Posted: April 11 2007
I just posted this paper on astro-ph for Gerrit Verschuur,
whose findings were also read by me at the Imperial
College Outstanding questions' conference.

Another small and ignorable glitch' for the standard
cosmological model?

Note: while Rudnick et al were concerned with WMAP cold spots,
Verschuur's work is about many of the degree-scale hot spots.

### [0704.1125] High Galactic latitude interstellar neutral hy

Posted: April 25 2007
I just gathered that this paper is seeing the light of day with its ApJ submission.

Two referee reports altogether. Both were favorably disposed with the work.
even though some more changes were called for.

Thus I urge you to READ carefully what Verschuur has to say! The claim here is
that a good fraction of the degree scale hot spots, hence the fluctuation power
in the first acoustic peak, is due to interaction between nearby Galactic HI clouds.

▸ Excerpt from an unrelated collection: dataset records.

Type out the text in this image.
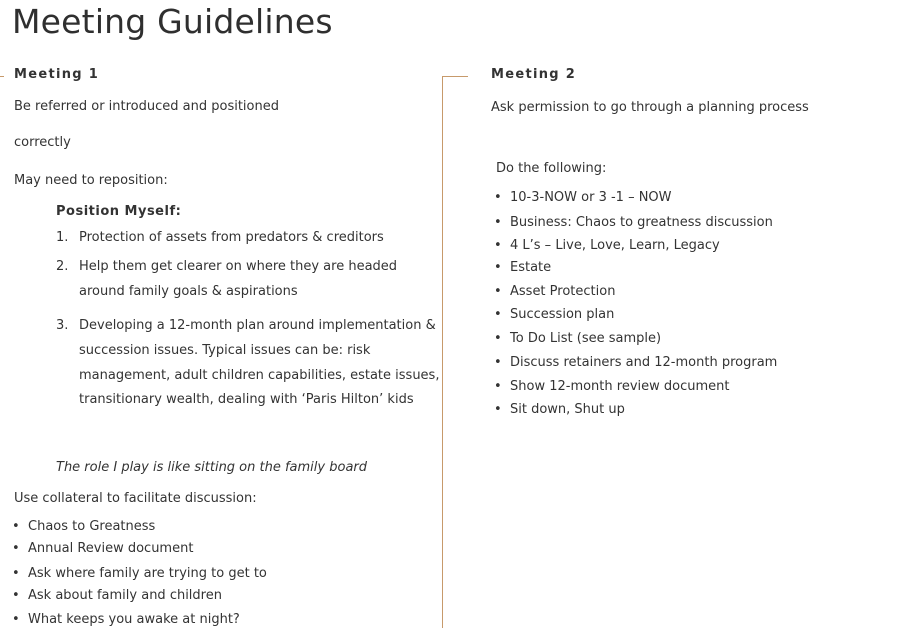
Meeting Guidelines
Meeting 1
Be referred or introduced and positioned
correctly
May need to reposition:
Position Myself:
1. Protection of assets from predators & creditors
2. Help them get clearer on where they are headed around family goals & aspirations
3. Developing a 12-month plan around implementation & succession issues. Typical issues can be: risk management, adult children capabilities, estate issues, transitionary wealth, dealing with ‘Paris Hilton’ kids
The role I play is like sitting on the family board
Use collateral to facilitate discussion:
• Chaos to Greatness
• Annual Review document
• Ask where family are trying to get to
• Ask about family and children
• What keeps you awake at night?
Meeting 2
Ask permission to go through a planning process
Do the following:
• 10-3-NOW or 3 -1 – NOW
• Business: Chaos to greatness discussion
• 4 L’s – Live, Love, Learn, Legacy
• Estate
• Asset Protection
• Succession plan
• To Do List (see sample)
• Discuss retainers and 12-month program
• Show 12-month review document
• Sit down, Shut up
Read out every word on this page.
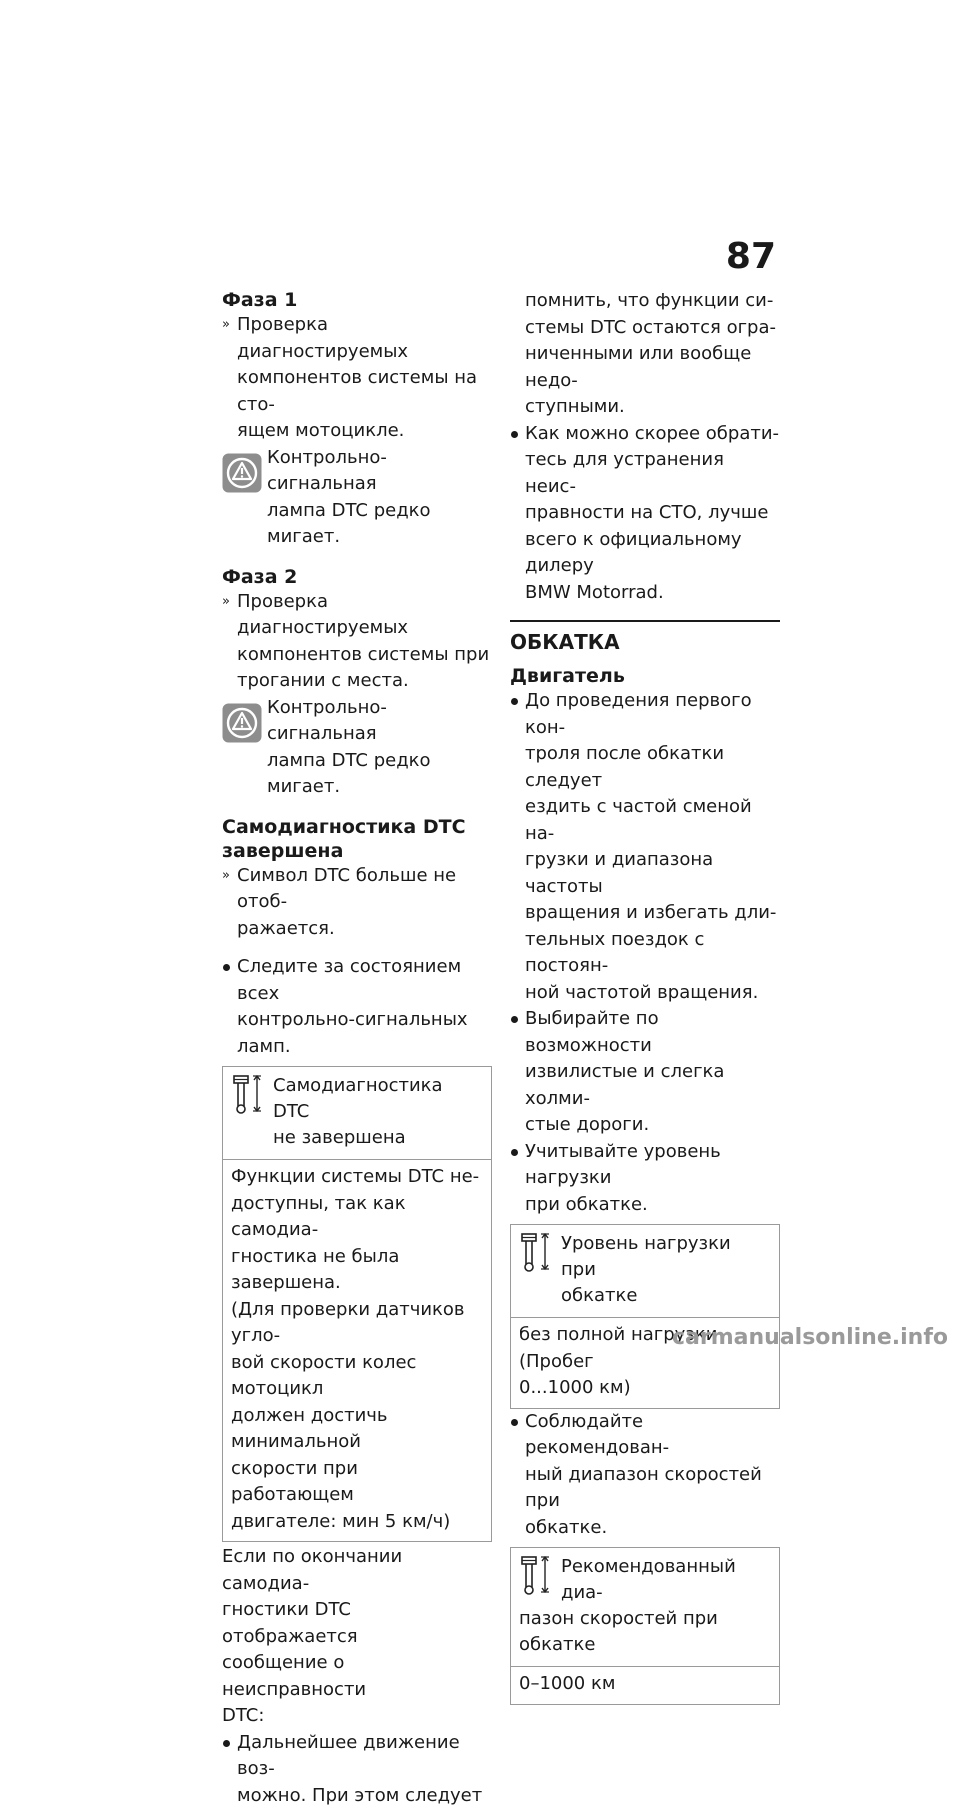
87
Фаза 1
» Проверка диагностируемых
компонентов системы на сто-
ящем мотоцикле.
Контрольно-сигнальная
лампа DTC редко мигает.
Фаза 2
» Проверка диагностируемых
компонентов системы при
трогании с места.
Контрольно-сигнальная
лампа DTC редко мигает.
Самодиагностика DTC
завершена
» Символ DTC больше не отоб-
ражается.
Следите за состоянием всех
контрольно-сигнальных ламп.
Самодиагностика DTC
не завершена
Функции системы DTC не-
доступны, так как самодиа-
гностика не была завершена.
(Для проверки датчиков угло-
вой скорости колес мотоцикл
должен достичь минимальной
скорости при работающем
двигателе: мин 5 км/ч)

Если по окончании самодиа-

гностики DTC отображается

сообщение о неисправности

DTC:

Дальнейшее движение воз-
можно. При этом следует
помнить, что функции си-
стемы DTC остаются огра-
ниченными или вообще недо-
ступными.
Как можно скорее обрати-
тесь для устранения неис-
правности на СТО, лучше
всего к официальному дилеру
BMW Motorrad.
ОБКАТКА
Двигатель
До проведения первого кон-
троля после обкатки следует
ездить с частой сменой на-
грузки и диапазона частоты
вращения и избегать дли-
тельных поездок с постоян-
ной частотой вращения.
Выбирайте по возможности
извилистые и слегка холми-
стые дороги.
Учитывайте уровень нагрузки
при обкатке.
Уровень нагрузки при
обкатке
без полной нагрузки (Пробег
0...1000 км)
Соблюдайте рекомендован-
ный диапазон скоростей при
обкатке.
Рекомендованный диа-
пазон скоростей при
обкатке
0–1000 км
carmanualsonline.info
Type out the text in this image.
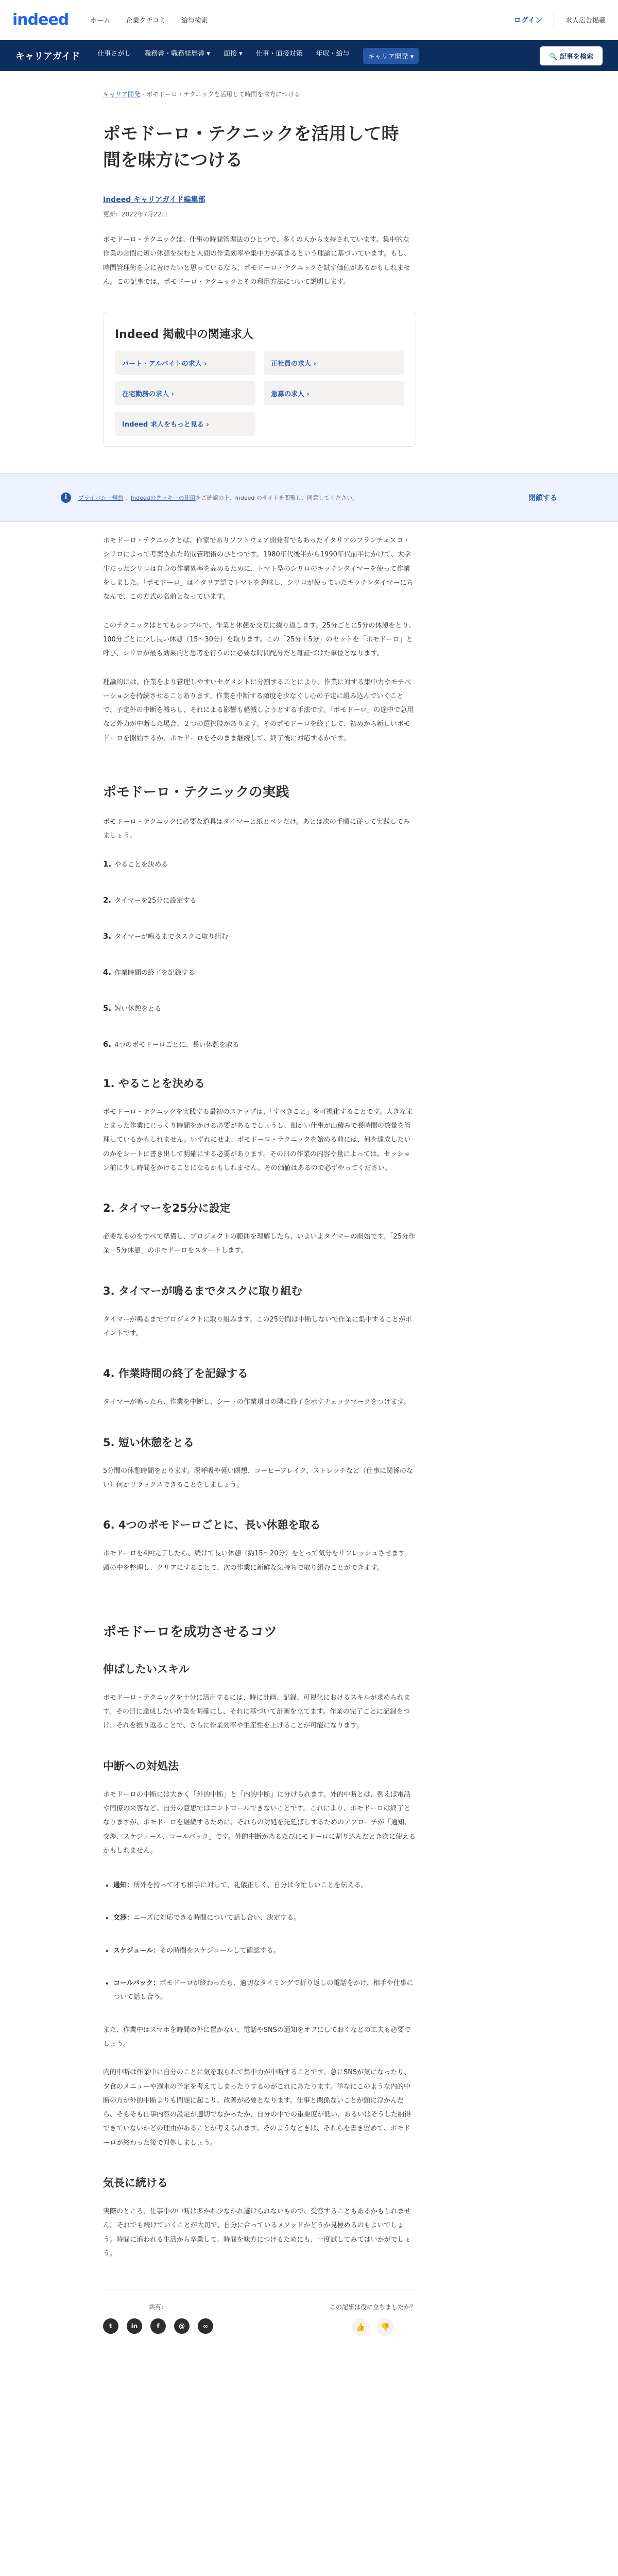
indeed	ホーム	企業クチコミ	給与検索	ログイン	求人広告掲載
キャリアガイド	仕事さがし 職務書・職務経歴書 ▾ 面接 ▾ 仕事・面接対策 年収・給与	キャリア開発 ▾	🔍 記事を検索
キャリア開発 › ポモドーロ・テクニックを活用して時間を味方につける
ポモドーロ・テクニックを活用して時間を味方につける
Indeed キャリアガイド編集部
更新：2022年7月22日

ポモドーロ・テクニックは、仕事の時間管理法のひとつで、多くの人から支持されています。集中的な作業の合間に短い休憩を挟むと人間の作業効率や集中力が高まるという理論に基づいています。もし、時間管理術を身に着けたいと思っているなら、ポモドーロ・テクニックを試す価値があるかもしれません。この記事では、ポモドーロ・テクニックとその利用方法について説明します。

Indeed 掲載中の関連求人
パート・アルバイトの求人 ›	正社員の求人 ›
在宅勤務の求人 ›	急募の求人 ›
Indeed 求人をもっと見る ›

ポモドーロ・テクニックとは、作家でありソフトウェア開発者でもあったイタリアのフランチェスコ・シリロによって考案された時間管理術のひとつです。1980年代後半から1990年代前半にかけて、大学生だったシリロは自身の作業効率を高めるために、トマト型のシリロのキッチンタイマーを使って作業をしました。「ポモドーロ」はイタリア語でトマトを意味し、シリロが使っていたキッチンタイマーにちなんで、この方式の名前となっています。

このテクニックはとてもシンプルで、作業と休憩を交互に繰り返します。25分ごとに5分の休憩をとり、100分ごとに少し長い休憩（15〜30分）を取ります。この「25分＋5分」のセットを「ポモドーロ」と呼び、シリロが最も効果的と思考を行うのに必要な時間配分だと確証づけた単位となります。

理論的には、作業をより管理しやすいセグメントに分割することにより、作業に対する集中力やモチベーションを持続させることあります。作業を中断する頻度を少なくし心の予定に組み込んでいくことで、予定外の中断を減らし、それによる影響も軽減しようとする手法です。「ポモドーロ」の途中で急用など外力が中断した場合、２つの選択肢があります。そのポモドーロを終了して、初めから新しいポモドーロを開始するか、ポモドーロをそのまま継続して、終了後に対応するかです。

ポモドーロ・テクニックの実践

ポモドーロ・テクニックに必要な道具はタイマーと紙とペンだけ。あとは次の手順に従って実践してみましょう。

1. やることを決める
2. タイマーを25分に設定する
3. タイマーが鳴るまでタスクに取り組む
4. 作業時間の終了を記録する
5. 短い休憩をとる
6. 4つのポモドーロごとに、長い休憩を取る
1. やることを決める

ポモドーロ・テクニックを実践する最初のステップは、「すべきこと」を可視化することです。大きなまとまった作業にじっくり時間をかける必要があるでしょうし、細かい仕事が山積みで長時間の数量を管理しているかもしれません。いずれにせよ、ポモドーロ・テクニックを始める前には、何を達成したいのかをシートに書き出して明確にする必要があります。その日の作業の内容や量によっては、セッション前に少し時間をかけることになるかもしれません。その価値はあるので必ずやってください。

2. タイマーを25分に設定

必要なものをすべて準備し、プロジェクトの範囲を理解したら、いよいよタイマーの開始です。「25分作業＋5分休憩」のポモドーロをスタートします。

3. タイマーが鳴るまでタスクに取り組む

タイマーが鳴るまでプロジェクトに取り組みます。この25分間は中断しないで作業に集中することがポイントです。

4. 作業時間の終了を記録する

タイマーが鳴ったら、作業を中断し、シートの作業項目の隣に終了を示すチェックマークをつけます。

5. 短い休憩をとる

5分間の休憩時間をとります。深呼吸や軽い瞑想、コーヒーブレイク、ストレッチなど（仕事に関係のない）何かリラックスできることをしましょう。

6. 4つのポモドーロごとに、長い休憩を取る

ポモドーロを4回完了したら、続けて長い休憩（約15〜20分）をとって気分をリフレッシュさせます。頭の中を整理し、クリアにすることで、次の作業に新鮮な気持ちで取り組むことができます。

ポモドーロを成功させるコツ
伸ばしたいスキル

ポモドーロ・テクニックを十分に活用するには、時に計画、記録、可視化におけるスキルが求められます。その日に達成したい作業を明確にし、それに基づいて計画を立てます。作業の完了ごとに記録をつけ、それを振り返ることで、さらに作業効率や生産性を上げることが可能になります。

中断への対処法

ポモドーロの中断には大きく「外的中断」と「内的中断」に分けられます。外的中断とは、例えば電話や同僚の来客など、自分の意思ではコントロールできないことです。これにより、ポモドーロは終了となりますが、ポモドーロを継続するために、それらの対処を先延ばしするためのアプローチが「通知、交渉、スケジュール、コールバック」です。外的中断があるたびにモドーロに割り込んだとき次に使えるかもしれません。

• 通知：所外を持って才ち相手に対して、礼儀正しく、自分は今忙しいことを伝える。
• 交渉：ニーズに対応できる時間について話し合い、決定する。
• スケジュール：その時間をスケジュールして確認する。
• コールバック：ポモドーロが終わったら、適切なタイミングで折り返しの電話をかけ、相手や仕事について話し合う。

また、作業中はスマホを時間の外に置かない、電話やSNSの通知をオフにしておくなどの工夫も必要でしょう。

内的中断は作業中に自分のことに気を取られて集中力が中断することです。急にSNSが気になったり、夕食のメニューや週末の予定を考えてしまったりするのがこれにあたります。単なにこのような内的中断の方が外的中断よりも問題に起こり、改善が必要となります。仕事と関係ないことが頭に浮かんだら、そもそも仕事内容の設定が適切でなかったか、自分の中での重要度が低い、あるいはそうした納得できていないかどの理由があることが考えられます。そのようなときは、それらを書き留めて、ポモドーロが終わった後で対処しましょう。

気長に続ける

実際のところ、仕事中の中断は多かれ少なかれ避けられないもので、受容することもあるかもしれません。それでも続けていくことが大切で、自分に合っているメソッドかどうか見極めるのもよいでしょう。時間に追われる生活から卒業して、時間を味方につけるためにも、一度試してみてはいかがでしょう。

共有：
t	in	f	@	∞
この記事は役に立ちましたか？
👍	👎
i	プライバシー規約 、Indeedのクッキーの使用をご確認の上、Indeed のサイトを閲覧し、同意してください。	閉鎖する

### [0704.1125] High Galactic latitude interstellar neutral hy

Posted: May 08 2007
I have only skimmed through, but the main claim seems to be that there are correlations between galactic structure and the WMAP ILC map, on small scales. Therefore the ILC map (and power spectrum) may not be of cosmological origin.

This conclusion seems rather heavy and OTT - I'd rephrase it to there being evidence for galactic foreground contamination of the ILC map. However, perhaps this is not suprising considering that the WMAP team do not claim this map to be perfect, and in fact they say you should only use it for $$\ell \lesssim 10$$.

(Anyway, the significance of the correlation is another question...)

### [0704.1125] High Galactic latitude interstellar neutral hydr

Posted: October 06 2007
I performed an extensive study (with B. Z. Jiang, a PhD
student of Prof. S.N. Zhang at Tsinghua, Beijing) using wavelet analysis
of the WMAP and HI data, then cross comparing the number of close associations between the degree-scale wavelet hot spot centroids and HI clouds with that expected from simulated WMAP data where the hot spot
locations are by definition randomized.

The verdict is that we found no statistically significant associations
between the first acoustic peak hot spots and HI. We therefore
cannot support the claim of Verschuur.